During my years of freelance blogging I have learned a simple lesson:

The vast majority of email senders want something.

It could be a juicy backlink. Or to sell you something. Maybe they want to give you something for free or even hire you as a freelance blogger. No matter how you slice it, every email in your inbox is fighting for your attention. It’s like having a thousand middle children clamoring for mommy’s love, and as painful as it is to admit, some get left behind.

A clever subject line can help. However, it’s such a widespread tactic these days, even the best opening lines seem to be falling flat.
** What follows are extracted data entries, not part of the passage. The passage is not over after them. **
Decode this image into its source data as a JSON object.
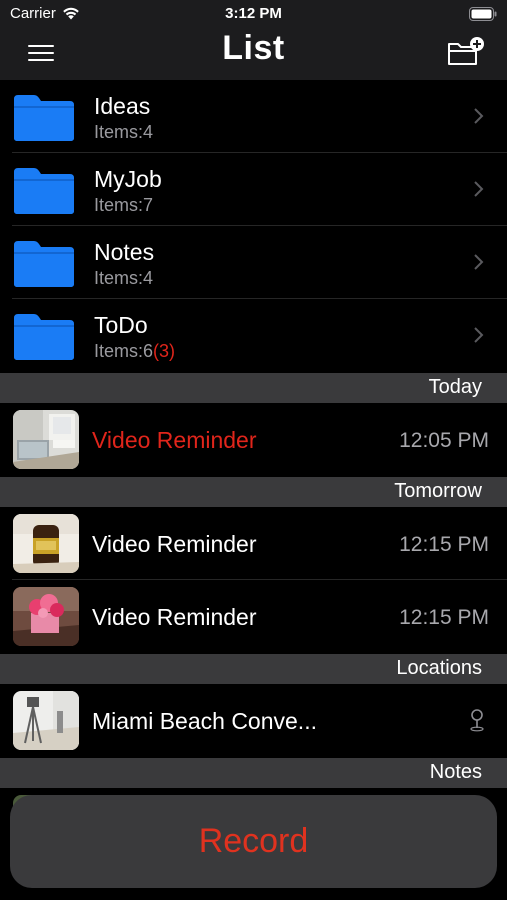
{
  "status_bar": {
    "carrier": "Carrier",
    "time": "3:12 PM"
  },
  "nav": {
    "title": "List",
    "menu_icon": "hamburger-menu-icon",
    "add_icon": "add-folder-icon"
  },
  "colors": {
    "folder_blue": "#1a7cf5",
    "overdue_red": "#e0251b",
    "record_red": "#e0321f",
    "section_gray": "#3a3a3c"
  },
  "folders": [
    {
      "name": "Ideas",
      "count": "Items:4",
      "overdue": ""
    },
    {
      "name": "MyJob",
      "count": "Items:7",
      "overdue": ""
    },
    {
      "name": "Notes",
      "count": "Items:4",
      "overdue": ""
    },
    {
      "name": "ToDo",
      "count": "Items:6",
      "overdue": "(3)"
    }
  ],
  "sections": {
    "today": {
      "header": "Today",
      "items": [
        {
          "title": "Video Reminder",
          "time": "12:05 PM",
          "overdue": true
        }
      ]
    },
    "tomorrow": {
      "header": "Tomorrow",
      "items": [
        {
          "title": "Video Reminder",
          "time": "12:15 PM",
          "overdue": false
        },
        {
          "title": "Video Reminder",
          "time": "12:15 PM",
          "overdue": false
        }
      ]
    },
    "locations": {
      "header": "Locations",
      "items": [
        {
          "title": "Miami Beach Conve...",
          "icon": "location-pin-icon"
        }
      ]
    },
    "notes": {
      "header": "Notes"
    }
  },
  "record": {
    "label": "Record"
  }
}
And the more blogs the freelancer is handling, the harder it will be to get their attention.

Before you hit “send” on that generic press release or woefully templated request, consider these tactics to get a freelance blogger’s attention.

1) Write about them.

Bloggers have egos too. Part of their lifeblood is monitoring what people are saying about them or their blog. The dedicated ones are checking their referring traffic on a regular basis. Insult them on your website and they will defend their honor. Compliment them and they will take note. Either way, you now have their attention.
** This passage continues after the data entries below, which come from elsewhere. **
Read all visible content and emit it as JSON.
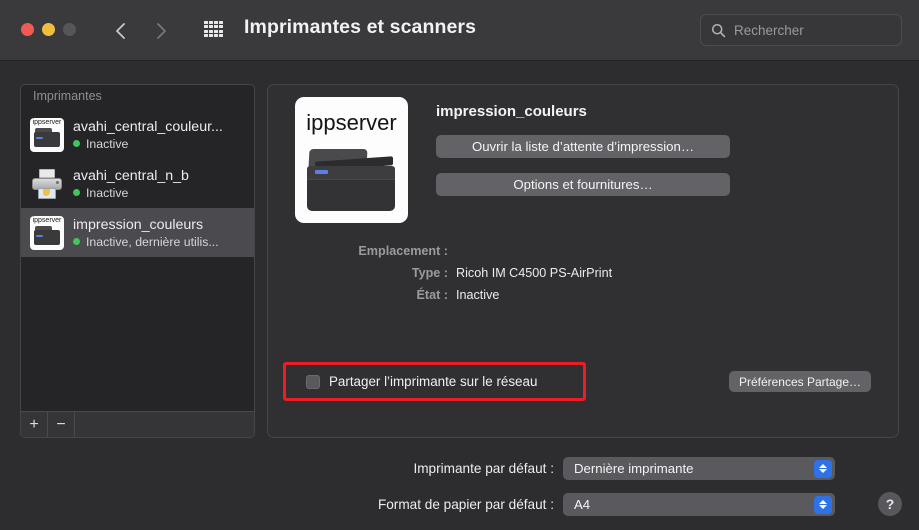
{
  "window": {
    "title": "Imprimantes et scanners",
    "traffic_lights": [
      "close",
      "minimize",
      "zoom"
    ],
    "nav": {
      "back": "back-chevron",
      "forward": "forward-chevron",
      "grid": "show-all-grid"
    }
  },
  "search": {
    "placeholder": "Rechercher",
    "value": "",
    "icon": "search-icon"
  },
  "sidebar": {
    "header": "Imprimantes",
    "printers": [
      {
        "name": "avahi_central_couleur...",
        "status": "Inactive",
        "status_color": "#3fc65c",
        "icon": "ipp-printer-icon",
        "icon_label": "ippserver",
        "selected": false
      },
      {
        "name": "avahi_central_n_b",
        "status": "Inactive",
        "status_color": "#3fc65c",
        "icon": "classic-printer-icon",
        "icon_label": "",
        "selected": false
      },
      {
        "name": "impression_couleurs",
        "status": "Inactive, dernière utilis...",
        "status_color": "#3fc65c",
        "icon": "ipp-printer-icon",
        "icon_label": "ippserver",
        "selected": true
      }
    ],
    "add_label": "+",
    "remove_label": "−"
  },
  "detail": {
    "icon_label": "ippserver",
    "printer_name": "impression_couleurs",
    "open_queue_button": "Ouvrir la liste d’attente d’impression…",
    "options_button": "Options et fournitures…",
    "fields": [
      {
        "label": "Emplacement :",
        "value": ""
      },
      {
        "label": "Type :",
        "value": "Ricoh IM C4500 PS-AirPrint"
      },
      {
        "label": "État :",
        "value": "Inactive"
      }
    ],
    "share_checkbox": {
      "label": "Partager l’imprimante sur le réseau",
      "checked": false,
      "highlight_color": "#ee1c25"
    },
    "share_prefs_button": "Préférences Partage…"
  },
  "footer": {
    "default_printer": {
      "label": "Imprimante par défaut :",
      "value": "Dernière imprimante"
    },
    "default_paper": {
      "label": "Format de papier par défaut :",
      "value": "A4"
    },
    "help_label": "?"
  }
}
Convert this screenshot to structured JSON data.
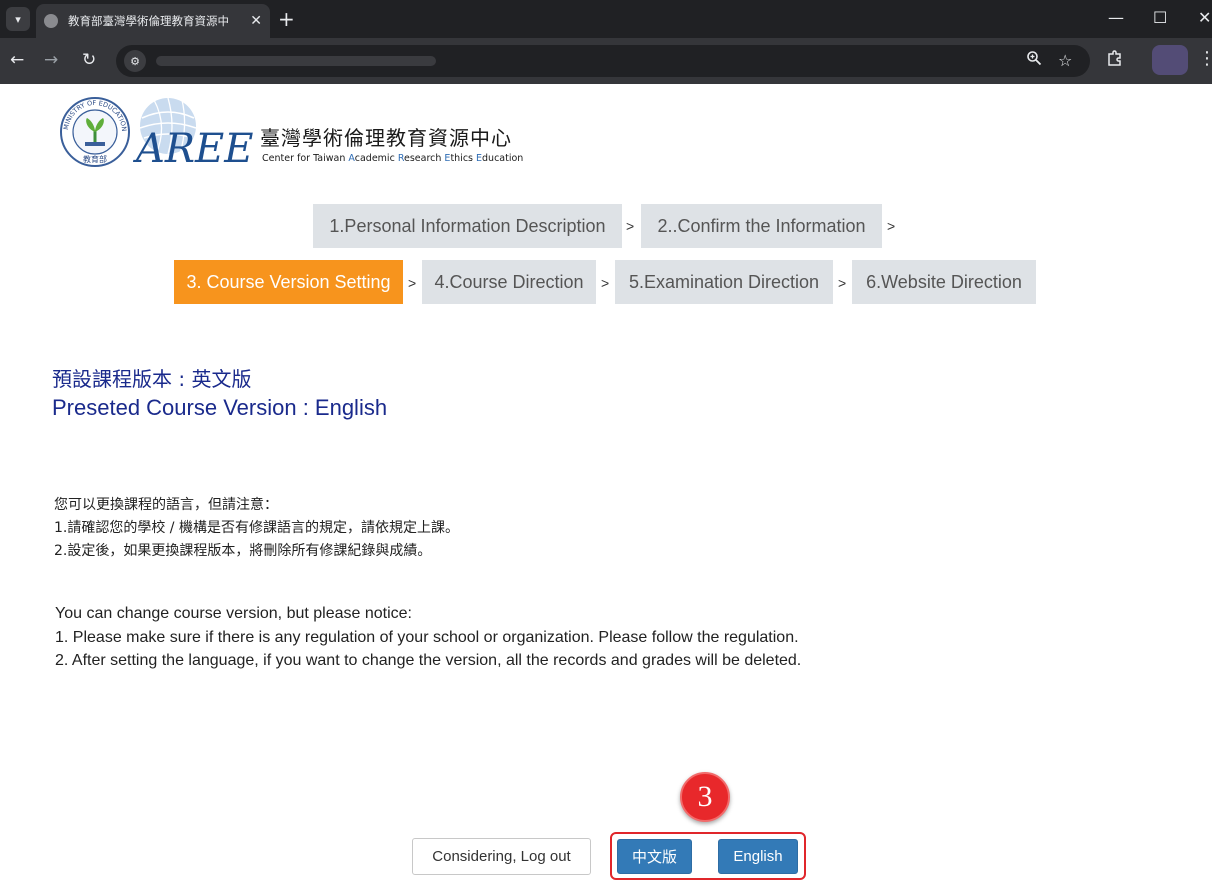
{
  "browser": {
    "tab_title": "教育部臺灣學術倫理教育資源中",
    "tab_close": "✕",
    "new_tab": "+",
    "minimize": "—",
    "maximize": "☐",
    "close": "✕",
    "tab_menu_icon": "chevron-down-icon"
  },
  "logo": {
    "name_cn": "臺灣學術倫理教育資源中心",
    "name_en_parts": [
      "Center for Taiwan ",
      "A",
      "cademic ",
      "R",
      "esearch ",
      "E",
      "thics ",
      "E",
      "ducation"
    ],
    "seal_top": "MINISTRY OF EDUCATION",
    "seal_bottom": "教育部",
    "mark": "AREE"
  },
  "steps": [
    {
      "label": "1.Personal Information Description",
      "active": false
    },
    {
      "label": "2..Confirm the Information",
      "active": false
    },
    {
      "label": "3. Course Version Setting",
      "active": true
    },
    {
      "label": "4.Course Direction",
      "active": false
    },
    {
      "label": "5.Examination Direction",
      "active": false
    },
    {
      "label": "6.Website Direction",
      "active": false
    }
  ],
  "step_separator": ">",
  "preset": {
    "cn": "預設課程版本 : 英文版",
    "en": "Preseted Course Version : English"
  },
  "notice_cn": [
    "您可以更換課程的語言，但請注意：",
    "1.請確認您的學校 / 機構是否有修課語言的規定，請依規定上課。",
    "2.設定後，如果更換課程版本，將刪除所有修課紀錄與成績。"
  ],
  "notice_en": [
    "You can change course version, but please notice:",
    "1. Please make sure if there is any regulation of your school or organization. Please follow the regulation.",
    "2. After setting the language, if you want to change the version, all the records and grades will be deleted."
  ],
  "buttons": {
    "logout": "Considering, Log out",
    "chinese": "中文版",
    "english": "English"
  },
  "annotation": {
    "marker_number": "3",
    "marker_color": "#e8282b",
    "box_color": "#e0262b"
  },
  "colors": {
    "active_step": "#f7941d",
    "inactive_step": "#dee2e6",
    "primary_button": "#337ab7",
    "heading_blue": "#1a2a8c"
  }
}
2) Ask the blogger for help.

It’s a generalization but I’m going to go there anyhow; people love to hear themselves talk. The freelance blogging community is a verbose bunch that is passionate about what they do. A clear understanding that reciprocity is what makes the blogosphere work, coupled with the fact that today’s newbie could be tomorrow’s Darren Rowse, increases the odds that a blogger will help you if you are willing to ask.

3) Track them down.

I don’t mean in the I’ll-run-a-Whois– and-call-you-at-home stalker kind of way, but by contacting the blogger at an alternate e-mail address or via message board, you might be able to cut through some their generic inbox clutter. When you fill out a form you will likely get routed to a general mailbox and get lost in the shuffle.

4) Snail mail.

Sounds crazy, right? But sometimes you have to go old school to rule new media. Heck, even Twitter employees are passing around paper businesscards. Send a physical mailing that includes a clear message of what you are looking for.

Above all, be freaking human! I find myself more apt to respond to someone who is transparent about what they are looking to accomplish and what they are hoping to get out of me as a freelance blogger.

Have you used any interesting tactics to get a blogger’s attention?